Saturday, January 7, 2012

1. World War II On The Air



By:  Mark Bernstien
Rated 5 Stars
Paperback
From:  Connie

 I was only 6 years old when the US entered the war and 10 when it ended.  I have some memories of these years but they are only vignettes and naturally are from a child's perspective so I find these WW2 books very interesting.  So much was happening in the world and the most I remember about it are sugar and shoe rationing and how chaotic Union Station in St. Louis Mo. was when I went with my Grandmother once to meet one of my uncles who was coming home on leave from the Navy.

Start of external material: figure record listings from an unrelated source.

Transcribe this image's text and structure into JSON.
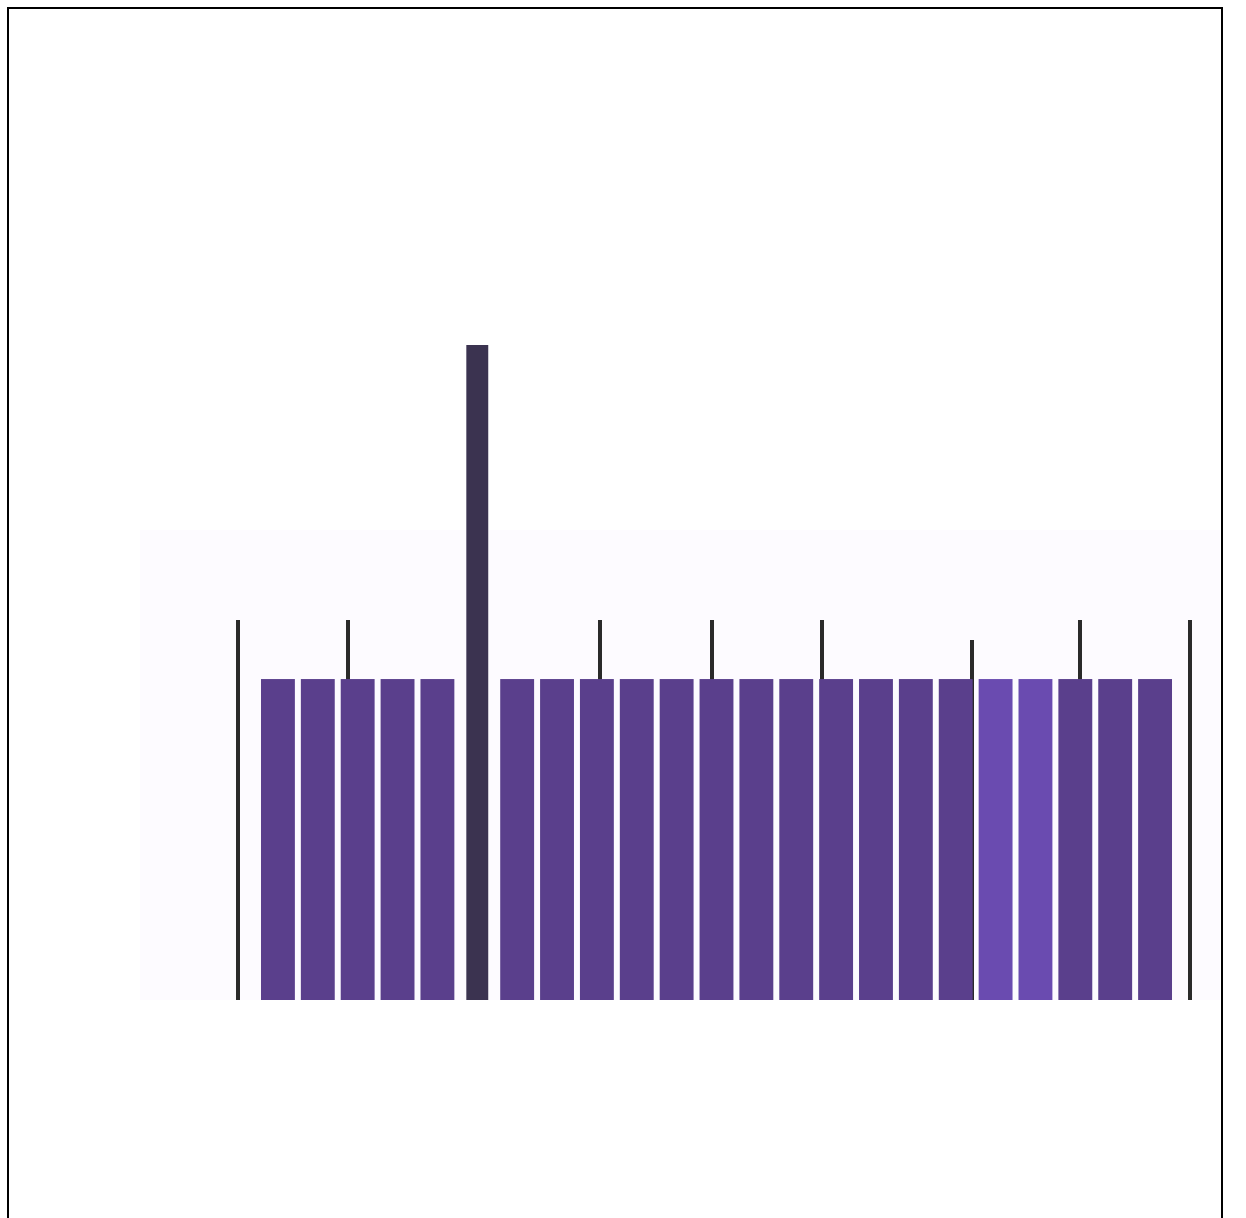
{
  "chart_data": {
    "type": "bar",
    "categories": [
      null,
      null,
      null,
      null,
      null,
      null,
      null,
      null,
      null,
      null,
      null,
      null,
      null,
      null,
      null,
      null,
      null,
      null,
      null,
      null,
      null,
      null,
      null
    ],
    "values": [
      49,
      49,
      49,
      49,
      49,
      100,
      49,
      49,
      49,
      49,
      49,
      49,
      49,
      49,
      49,
      49,
      49,
      49,
      49,
      49,
      49,
      49,
      49
    ],
    "colors": [
      "#5a3f8c",
      "#5a3f8c",
      "#5a3f8c",
      "#5a3f8c",
      "#5a3f8c",
      "#3b3350",
      "#5a3f8c",
      "#5a3f8c",
      "#5a3f8c",
      "#5a3f8c",
      "#5a3f8c",
      "#5a3f8c",
      "#5a3f8c",
      "#5a3f8c",
      "#5a3f8c",
      "#5a3f8c",
      "#5a3f8c",
      "#5a3f8c",
      "#6a4bb0",
      "#6a4bb0",
      "#5a3f8c",
      "#5a3f8c",
      "#5a3f8c"
    ],
    "ylim": [
      0,
      100
    ]
  }
}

But really, Lucky Me to have been so little effected by it when some many tragic things were happening in other places in the world.  Reading this book and listening to he live broadcasts on the CD that accompanied this book really brought that home to me.  A real Count Your Blessings moment.
 
Book Description:

The story of World War II was told first not by historians, but by reporters. And no one told that story with more impact than Edward R. Murrow and the remarkable band of reporters he assembled. World War II on the Air recounts the dramatic stories behind these extraordinary correspondents. And it lets you hear their actual broadcasts, culled from the archives and collected here-many for the first time-on audio CD, narrated by Dan Rather.